Portée par les ménages et les entreprises
Financement : À fin juin 2026, la progression de l’épargne s’accompagne d’une poursuite du financement de l’économie, dans un contexte de conditions de crédit globalement stables pour les entreprises et plus favorables pour certains segments des ménages.
Les dépôts auprès des banques marocaines ont poursuivi leur progression au premier semestre 2026. Une dynamique portée aussi bien par les ménages que par les entreprises non financières privées, dans un contexte marqué par une remontée de la rémunération de l’épargne. À fin juin 2026, la collecte s’est établie à 1.422,5 milliards de dirhams enregistrant une hausse annuelle de 8,7 %. Cette progression confirme la tendance haussière des ressources déposées auprès du système bancaire. Avec 1.030,6 milliards de dirhams, les ménages représentent la principale composante des dépôts bancaires. Leur épargne a progressé de 8,9 % sur un an. Sur ce montant, 233,1 milliards de dirhams sont détenus par les Marocains résidant à l’étranger (MRE).

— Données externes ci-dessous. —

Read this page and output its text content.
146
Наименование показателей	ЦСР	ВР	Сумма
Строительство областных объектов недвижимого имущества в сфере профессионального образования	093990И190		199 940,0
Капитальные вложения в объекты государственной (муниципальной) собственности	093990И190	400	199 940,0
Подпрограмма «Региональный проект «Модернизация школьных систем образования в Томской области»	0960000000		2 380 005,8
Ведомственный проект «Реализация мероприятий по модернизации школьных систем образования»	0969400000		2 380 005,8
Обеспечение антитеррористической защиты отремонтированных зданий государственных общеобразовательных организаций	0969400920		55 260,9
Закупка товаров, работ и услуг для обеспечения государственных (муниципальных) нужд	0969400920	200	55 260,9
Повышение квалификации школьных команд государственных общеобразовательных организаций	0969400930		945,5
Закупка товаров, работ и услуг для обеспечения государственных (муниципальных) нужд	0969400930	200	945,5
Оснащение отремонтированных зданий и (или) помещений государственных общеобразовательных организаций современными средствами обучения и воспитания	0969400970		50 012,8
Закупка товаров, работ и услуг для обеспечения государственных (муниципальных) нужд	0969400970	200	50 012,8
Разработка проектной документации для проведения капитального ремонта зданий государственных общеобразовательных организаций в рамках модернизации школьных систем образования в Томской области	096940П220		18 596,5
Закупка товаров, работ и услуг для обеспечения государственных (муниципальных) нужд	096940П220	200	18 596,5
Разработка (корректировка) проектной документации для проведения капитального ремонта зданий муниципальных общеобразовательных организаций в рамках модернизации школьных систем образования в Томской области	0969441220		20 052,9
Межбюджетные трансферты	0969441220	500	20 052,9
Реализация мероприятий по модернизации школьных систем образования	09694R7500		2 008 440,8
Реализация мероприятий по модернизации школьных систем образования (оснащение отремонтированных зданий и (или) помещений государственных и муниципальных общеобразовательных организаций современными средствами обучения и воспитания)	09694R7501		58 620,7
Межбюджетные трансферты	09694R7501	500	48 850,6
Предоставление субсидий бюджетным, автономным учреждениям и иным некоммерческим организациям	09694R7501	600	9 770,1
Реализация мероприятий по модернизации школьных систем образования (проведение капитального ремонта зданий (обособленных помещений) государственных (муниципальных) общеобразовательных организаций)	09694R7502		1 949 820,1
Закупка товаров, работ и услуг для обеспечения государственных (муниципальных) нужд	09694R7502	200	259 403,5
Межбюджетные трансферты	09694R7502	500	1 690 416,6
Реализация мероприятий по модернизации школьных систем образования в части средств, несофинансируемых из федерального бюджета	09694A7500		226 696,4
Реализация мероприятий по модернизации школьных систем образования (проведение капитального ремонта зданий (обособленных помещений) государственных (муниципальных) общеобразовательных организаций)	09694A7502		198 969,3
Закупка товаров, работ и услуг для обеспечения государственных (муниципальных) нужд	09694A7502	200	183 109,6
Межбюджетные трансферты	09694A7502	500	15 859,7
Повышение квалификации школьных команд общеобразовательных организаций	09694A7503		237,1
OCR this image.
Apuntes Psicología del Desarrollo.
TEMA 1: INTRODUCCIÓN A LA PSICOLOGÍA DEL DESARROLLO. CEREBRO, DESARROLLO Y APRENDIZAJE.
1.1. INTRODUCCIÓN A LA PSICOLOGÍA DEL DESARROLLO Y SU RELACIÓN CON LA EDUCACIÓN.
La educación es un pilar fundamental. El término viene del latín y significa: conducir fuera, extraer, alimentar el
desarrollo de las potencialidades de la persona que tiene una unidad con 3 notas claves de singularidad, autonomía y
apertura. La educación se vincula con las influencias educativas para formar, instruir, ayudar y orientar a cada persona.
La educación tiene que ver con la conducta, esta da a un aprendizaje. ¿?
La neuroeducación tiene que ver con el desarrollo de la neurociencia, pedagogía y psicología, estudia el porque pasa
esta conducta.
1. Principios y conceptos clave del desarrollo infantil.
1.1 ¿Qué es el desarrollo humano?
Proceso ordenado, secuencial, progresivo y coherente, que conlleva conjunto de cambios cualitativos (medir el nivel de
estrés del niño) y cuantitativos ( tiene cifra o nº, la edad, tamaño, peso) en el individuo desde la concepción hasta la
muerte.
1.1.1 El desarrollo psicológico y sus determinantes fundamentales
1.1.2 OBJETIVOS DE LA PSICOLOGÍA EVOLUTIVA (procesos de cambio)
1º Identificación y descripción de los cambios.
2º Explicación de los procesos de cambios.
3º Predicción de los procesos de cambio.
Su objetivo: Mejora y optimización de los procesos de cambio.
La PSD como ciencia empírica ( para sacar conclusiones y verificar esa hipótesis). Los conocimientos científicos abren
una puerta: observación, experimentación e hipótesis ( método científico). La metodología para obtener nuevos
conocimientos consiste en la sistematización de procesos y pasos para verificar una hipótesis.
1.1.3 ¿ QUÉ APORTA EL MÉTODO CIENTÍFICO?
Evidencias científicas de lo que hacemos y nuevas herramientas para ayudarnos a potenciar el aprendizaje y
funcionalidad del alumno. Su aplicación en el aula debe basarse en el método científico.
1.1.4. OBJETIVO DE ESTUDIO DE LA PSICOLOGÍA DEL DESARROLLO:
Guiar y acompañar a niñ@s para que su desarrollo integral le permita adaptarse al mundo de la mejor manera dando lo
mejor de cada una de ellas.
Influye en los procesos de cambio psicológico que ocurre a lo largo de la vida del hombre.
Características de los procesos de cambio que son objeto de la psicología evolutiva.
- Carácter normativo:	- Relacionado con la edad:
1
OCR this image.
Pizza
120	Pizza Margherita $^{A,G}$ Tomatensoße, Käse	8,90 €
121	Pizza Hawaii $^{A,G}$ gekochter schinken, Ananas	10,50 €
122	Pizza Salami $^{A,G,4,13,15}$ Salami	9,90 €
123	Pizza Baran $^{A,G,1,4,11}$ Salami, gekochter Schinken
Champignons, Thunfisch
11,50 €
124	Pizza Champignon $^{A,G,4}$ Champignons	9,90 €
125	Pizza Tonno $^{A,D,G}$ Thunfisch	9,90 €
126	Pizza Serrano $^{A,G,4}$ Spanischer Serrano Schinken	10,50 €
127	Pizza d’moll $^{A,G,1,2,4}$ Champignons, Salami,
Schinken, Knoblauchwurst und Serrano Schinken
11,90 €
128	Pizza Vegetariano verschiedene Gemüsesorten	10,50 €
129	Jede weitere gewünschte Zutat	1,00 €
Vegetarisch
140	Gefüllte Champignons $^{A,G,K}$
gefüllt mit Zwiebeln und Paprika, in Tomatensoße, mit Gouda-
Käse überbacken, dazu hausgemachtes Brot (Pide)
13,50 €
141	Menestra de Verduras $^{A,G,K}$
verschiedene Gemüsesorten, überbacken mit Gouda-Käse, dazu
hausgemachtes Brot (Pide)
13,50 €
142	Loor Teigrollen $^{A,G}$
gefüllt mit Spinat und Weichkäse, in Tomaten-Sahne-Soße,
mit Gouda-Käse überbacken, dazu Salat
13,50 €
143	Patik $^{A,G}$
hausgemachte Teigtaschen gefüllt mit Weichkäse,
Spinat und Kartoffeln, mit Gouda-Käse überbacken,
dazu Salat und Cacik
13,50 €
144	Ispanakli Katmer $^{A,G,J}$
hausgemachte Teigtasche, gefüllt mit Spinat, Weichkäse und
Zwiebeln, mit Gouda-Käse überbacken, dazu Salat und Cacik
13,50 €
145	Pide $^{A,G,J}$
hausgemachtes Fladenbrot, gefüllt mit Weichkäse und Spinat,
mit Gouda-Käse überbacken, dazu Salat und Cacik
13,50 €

La progression est également marquée du côté des entreprises non financières privées. Leurs dépôts ont atteint 264,6 milliards de dirhams, soit une hausse annuelle de 14,1 %. Cette augmentation des dépôts intervient alors que la rémunération de certains produits d’épargne s’améliore. Les taux servis sur les dépôts à terme (DAT) ont ainsi augmenté de 35 points de base pour les maturités à six mois et de 17 points de base pour celles à douze mois, pour atteindre respectivement 2,51 % et 2,77 %. Le taux minimum de rémunération des comptes d’épargne a, lui aussi, été relevé. Il s’établit à 1,82 % au titre du deuxième semestre 2026, soit une hausse de 21 points de base par rapport au semestre précédent. La progression des dépôts des entreprises intervient dans un environnement où leur recours au crédit bancaire reste dynamique. Les concours accordés aux entreprises non financières privées ont augmenté de 8,2 % sur un an. Cette évolution est principalement tirée par les crédits à l’équipement, en hausse de 15,8 %, tandis que les prêts à la promotion immobilière progressent de 9,4 %. Les facilités de trésorerie affichent pour leur part une hausse de 6,7 %. Les données relatives aux conditions d’octroi de crédit dressent par ailleurs le tableau d’un marché relativement stable. Selon l’enquête menée au titre du premier trimestre 2026, les banques ont indiqué avoir maintenu inchangés leurs critères d’octroi, aussi bien pour les Très petites, petites et moyennes entreprises (TPME) que pour les grandes entreprises (GE). Du côté de la demande, la tendance est plus dynamique. Les banques font état d’une hausse de la demande de crédit pour l’ensemble des objets de financement, tant chez les TPME que chez les grandes entreprises.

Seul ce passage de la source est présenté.